"We condemn ourselves to shackles once more if we fail to answer those who wonder if they're truly equals in their communities, or in their justice systems, or in a job interview. We betray the efforts of the past if we fail to push back against bigotry in all its forms," Obama said yesterday at the Capitol while marking the end of slavery.
While Obama did not name Trump in his remarks, analysts said his statement was aimed towards some of the anti-Muslim rhetoric of the Republican presidential candidates including his call to ban all Muslims entering the United States.
"But we betray our most noble past as well if we were to deny the possibility of movement, the possibility of progress; if we were to let cynicism consume us and fear overwhelm us. If we lost hope," Obama said.

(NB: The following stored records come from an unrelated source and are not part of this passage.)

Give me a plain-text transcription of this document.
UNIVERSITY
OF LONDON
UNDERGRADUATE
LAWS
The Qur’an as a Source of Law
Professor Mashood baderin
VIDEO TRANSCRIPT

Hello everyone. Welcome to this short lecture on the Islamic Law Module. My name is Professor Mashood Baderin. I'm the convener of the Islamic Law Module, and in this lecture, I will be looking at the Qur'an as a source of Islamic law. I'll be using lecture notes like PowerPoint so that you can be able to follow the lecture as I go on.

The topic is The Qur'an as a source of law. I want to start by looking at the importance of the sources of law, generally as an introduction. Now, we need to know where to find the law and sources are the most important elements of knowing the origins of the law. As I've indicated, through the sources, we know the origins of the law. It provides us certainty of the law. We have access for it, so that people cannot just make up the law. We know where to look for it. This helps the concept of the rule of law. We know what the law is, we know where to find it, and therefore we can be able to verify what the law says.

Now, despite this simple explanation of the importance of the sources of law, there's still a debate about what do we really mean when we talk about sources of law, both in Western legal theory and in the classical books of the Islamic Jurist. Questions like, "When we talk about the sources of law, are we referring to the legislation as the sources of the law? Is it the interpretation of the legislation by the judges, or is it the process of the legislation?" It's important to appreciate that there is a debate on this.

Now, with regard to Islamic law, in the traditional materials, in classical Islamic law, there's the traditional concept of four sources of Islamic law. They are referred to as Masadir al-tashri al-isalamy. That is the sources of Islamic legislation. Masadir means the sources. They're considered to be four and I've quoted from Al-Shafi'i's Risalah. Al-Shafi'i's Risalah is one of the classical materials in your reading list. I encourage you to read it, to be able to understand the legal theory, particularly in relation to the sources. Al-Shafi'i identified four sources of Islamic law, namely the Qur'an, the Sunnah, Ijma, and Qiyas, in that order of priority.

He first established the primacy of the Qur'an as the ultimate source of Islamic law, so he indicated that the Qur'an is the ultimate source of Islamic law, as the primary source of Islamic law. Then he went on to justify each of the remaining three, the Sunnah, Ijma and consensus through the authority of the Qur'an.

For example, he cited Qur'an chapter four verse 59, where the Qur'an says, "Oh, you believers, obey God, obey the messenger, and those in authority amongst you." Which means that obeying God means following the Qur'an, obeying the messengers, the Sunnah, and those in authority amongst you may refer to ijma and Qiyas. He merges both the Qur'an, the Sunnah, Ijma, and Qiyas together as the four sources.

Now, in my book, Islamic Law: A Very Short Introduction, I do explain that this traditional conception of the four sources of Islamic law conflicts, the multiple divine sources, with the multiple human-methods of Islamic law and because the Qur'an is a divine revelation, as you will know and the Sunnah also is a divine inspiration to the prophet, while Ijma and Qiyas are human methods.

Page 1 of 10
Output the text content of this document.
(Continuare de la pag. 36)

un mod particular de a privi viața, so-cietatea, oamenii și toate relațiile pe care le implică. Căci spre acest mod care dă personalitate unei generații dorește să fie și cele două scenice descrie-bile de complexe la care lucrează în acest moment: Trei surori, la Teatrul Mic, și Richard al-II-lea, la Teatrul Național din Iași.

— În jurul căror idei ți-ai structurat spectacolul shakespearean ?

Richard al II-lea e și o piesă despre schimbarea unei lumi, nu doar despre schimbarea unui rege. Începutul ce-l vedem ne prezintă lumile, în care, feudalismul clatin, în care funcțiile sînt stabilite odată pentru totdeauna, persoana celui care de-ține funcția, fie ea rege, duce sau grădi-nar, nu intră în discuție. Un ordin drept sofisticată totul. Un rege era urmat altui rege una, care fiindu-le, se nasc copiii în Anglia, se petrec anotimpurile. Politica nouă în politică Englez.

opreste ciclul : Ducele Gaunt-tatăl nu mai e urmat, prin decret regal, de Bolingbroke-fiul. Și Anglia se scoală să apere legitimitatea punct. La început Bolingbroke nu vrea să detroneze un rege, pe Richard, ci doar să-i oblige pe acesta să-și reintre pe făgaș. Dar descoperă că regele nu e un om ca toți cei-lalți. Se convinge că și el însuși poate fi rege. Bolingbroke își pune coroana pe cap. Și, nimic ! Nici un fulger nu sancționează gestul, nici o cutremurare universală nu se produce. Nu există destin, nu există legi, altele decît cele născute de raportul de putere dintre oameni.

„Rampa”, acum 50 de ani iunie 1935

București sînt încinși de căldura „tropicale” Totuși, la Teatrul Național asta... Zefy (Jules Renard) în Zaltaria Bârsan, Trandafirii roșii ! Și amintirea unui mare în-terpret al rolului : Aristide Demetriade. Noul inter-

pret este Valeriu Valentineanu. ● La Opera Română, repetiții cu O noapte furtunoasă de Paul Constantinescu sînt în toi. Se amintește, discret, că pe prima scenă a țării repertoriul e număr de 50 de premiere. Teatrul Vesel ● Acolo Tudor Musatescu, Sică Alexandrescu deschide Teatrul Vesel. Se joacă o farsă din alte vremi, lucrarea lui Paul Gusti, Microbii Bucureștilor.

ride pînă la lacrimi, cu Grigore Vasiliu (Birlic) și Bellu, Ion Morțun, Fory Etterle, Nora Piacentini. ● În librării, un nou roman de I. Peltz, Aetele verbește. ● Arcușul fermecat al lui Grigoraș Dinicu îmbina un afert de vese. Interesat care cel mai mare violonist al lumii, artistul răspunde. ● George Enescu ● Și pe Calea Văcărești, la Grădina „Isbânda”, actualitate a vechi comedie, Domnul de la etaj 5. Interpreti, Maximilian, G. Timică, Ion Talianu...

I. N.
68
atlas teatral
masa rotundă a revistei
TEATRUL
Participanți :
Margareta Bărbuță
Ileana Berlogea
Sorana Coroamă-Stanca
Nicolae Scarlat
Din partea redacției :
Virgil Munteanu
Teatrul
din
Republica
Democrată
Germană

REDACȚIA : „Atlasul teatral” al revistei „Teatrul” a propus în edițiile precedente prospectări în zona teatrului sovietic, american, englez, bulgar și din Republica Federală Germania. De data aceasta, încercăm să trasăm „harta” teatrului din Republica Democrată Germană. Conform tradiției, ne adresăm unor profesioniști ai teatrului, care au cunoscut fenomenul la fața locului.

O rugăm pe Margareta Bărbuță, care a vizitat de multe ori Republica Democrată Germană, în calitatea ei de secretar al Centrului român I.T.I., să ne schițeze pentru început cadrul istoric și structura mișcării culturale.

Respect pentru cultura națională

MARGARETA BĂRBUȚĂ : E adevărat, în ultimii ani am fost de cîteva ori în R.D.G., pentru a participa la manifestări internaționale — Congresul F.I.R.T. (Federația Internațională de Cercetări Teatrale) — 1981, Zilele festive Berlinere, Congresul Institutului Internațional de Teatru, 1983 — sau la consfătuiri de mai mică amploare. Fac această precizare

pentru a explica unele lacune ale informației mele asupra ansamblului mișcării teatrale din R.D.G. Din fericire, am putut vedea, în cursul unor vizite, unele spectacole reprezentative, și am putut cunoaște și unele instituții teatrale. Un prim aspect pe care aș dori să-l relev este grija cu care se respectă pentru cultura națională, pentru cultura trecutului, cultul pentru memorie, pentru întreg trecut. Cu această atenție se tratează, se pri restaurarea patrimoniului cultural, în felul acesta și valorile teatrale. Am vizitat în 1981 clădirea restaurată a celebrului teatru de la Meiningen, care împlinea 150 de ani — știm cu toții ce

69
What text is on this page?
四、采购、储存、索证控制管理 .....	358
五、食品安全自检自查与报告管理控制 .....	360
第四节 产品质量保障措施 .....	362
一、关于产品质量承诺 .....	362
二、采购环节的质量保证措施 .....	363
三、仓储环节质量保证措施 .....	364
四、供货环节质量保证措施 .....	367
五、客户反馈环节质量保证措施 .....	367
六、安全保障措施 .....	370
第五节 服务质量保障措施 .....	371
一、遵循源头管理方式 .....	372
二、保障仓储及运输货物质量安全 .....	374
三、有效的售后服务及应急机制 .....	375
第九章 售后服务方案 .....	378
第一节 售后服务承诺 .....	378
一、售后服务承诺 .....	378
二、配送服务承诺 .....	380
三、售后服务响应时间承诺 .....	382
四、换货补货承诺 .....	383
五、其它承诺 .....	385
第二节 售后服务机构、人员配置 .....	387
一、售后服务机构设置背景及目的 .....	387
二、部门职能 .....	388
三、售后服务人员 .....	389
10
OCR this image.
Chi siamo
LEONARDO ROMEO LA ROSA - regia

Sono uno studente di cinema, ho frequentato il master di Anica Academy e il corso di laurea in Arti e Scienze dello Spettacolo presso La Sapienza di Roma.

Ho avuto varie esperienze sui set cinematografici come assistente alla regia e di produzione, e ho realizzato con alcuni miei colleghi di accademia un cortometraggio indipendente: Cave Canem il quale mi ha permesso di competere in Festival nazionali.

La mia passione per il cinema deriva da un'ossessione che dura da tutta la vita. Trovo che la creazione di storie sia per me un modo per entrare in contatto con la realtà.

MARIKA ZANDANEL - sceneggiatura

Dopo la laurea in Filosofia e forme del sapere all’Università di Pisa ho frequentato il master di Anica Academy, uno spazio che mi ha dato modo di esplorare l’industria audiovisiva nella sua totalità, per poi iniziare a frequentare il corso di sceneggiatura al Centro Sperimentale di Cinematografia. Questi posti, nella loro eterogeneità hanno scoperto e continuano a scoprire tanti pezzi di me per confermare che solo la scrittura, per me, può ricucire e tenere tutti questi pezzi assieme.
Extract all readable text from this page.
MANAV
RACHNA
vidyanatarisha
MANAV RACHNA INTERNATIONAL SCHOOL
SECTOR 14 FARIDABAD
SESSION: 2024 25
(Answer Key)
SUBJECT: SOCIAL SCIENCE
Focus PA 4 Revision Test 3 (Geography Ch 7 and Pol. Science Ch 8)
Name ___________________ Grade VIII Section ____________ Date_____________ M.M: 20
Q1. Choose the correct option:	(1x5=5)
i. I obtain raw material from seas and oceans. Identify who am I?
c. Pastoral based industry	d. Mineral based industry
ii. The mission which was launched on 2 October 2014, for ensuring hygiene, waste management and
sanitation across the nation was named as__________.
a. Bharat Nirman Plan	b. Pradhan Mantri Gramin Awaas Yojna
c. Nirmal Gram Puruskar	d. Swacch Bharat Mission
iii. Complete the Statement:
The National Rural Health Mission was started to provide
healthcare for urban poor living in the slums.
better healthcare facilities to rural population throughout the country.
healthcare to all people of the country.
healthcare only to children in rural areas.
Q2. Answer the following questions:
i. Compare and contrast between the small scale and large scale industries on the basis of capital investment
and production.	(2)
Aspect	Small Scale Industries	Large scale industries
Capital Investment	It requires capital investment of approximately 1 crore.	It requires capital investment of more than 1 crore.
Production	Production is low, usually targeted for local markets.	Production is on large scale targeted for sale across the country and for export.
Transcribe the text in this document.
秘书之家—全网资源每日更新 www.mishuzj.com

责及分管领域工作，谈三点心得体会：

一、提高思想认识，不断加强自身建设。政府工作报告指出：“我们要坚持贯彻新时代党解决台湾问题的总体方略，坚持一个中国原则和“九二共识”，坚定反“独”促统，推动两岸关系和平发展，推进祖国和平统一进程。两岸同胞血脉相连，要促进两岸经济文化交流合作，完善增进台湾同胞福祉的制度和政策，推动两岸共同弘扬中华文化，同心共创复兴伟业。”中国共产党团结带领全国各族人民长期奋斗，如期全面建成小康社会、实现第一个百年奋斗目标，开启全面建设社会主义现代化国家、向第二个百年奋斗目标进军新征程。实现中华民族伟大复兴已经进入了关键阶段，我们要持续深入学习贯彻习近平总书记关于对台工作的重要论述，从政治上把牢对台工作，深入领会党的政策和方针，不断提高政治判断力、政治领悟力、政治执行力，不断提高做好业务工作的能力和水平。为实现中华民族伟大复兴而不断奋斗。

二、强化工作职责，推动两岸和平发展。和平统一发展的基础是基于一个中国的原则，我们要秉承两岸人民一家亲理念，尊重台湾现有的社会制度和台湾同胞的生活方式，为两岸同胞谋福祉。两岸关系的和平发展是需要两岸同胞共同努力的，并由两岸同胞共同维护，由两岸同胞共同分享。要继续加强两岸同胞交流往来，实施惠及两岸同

"For however slow, however incomplete, however harshly, loudly, rudely challenged at each point along our journey, in America, we can create the change that we seek," he said.
Acknowledging that Obama's message was quite contrary to the one delivered by the Republican candidate, White House Press Secretary Josh Earnest later told reporters that the US president had delivered similar messages in the past.
"I think this is quite consistent with the message the President has been delivering for a number of years," he said.
"It's a message that has resonated with a significant majority of the American population and, yes, it stands in quite stark contrast to the language, message, and values that's being promulgated not just by Trump, but by a variety of Republican candidates in the presidential field," Earnest said.
He said Obama's speech was a forceful and passionate defense of the kinds of values that the country has long defended.
"While serving in this office and even before serving in this office, the President took up the mantle of defending for and advocating for those values," Earnest said.
"At each turn over the course of our country's history, where we have perceived that our country has fallen short of our commitment to those values, we have, even in the face of significant obstacles, summoned the courage and the tenacity to overcome those obstacles and form a more perfect union," Earnest added.
Trump called for a "total and complete shutdown" of Muslims entering the US, in the wake of a mass shooting in California by a Muslim couple believed to have been radicalised.
The remark was the latest in a series of increasingly virulent remarks by Trump in recent weeks.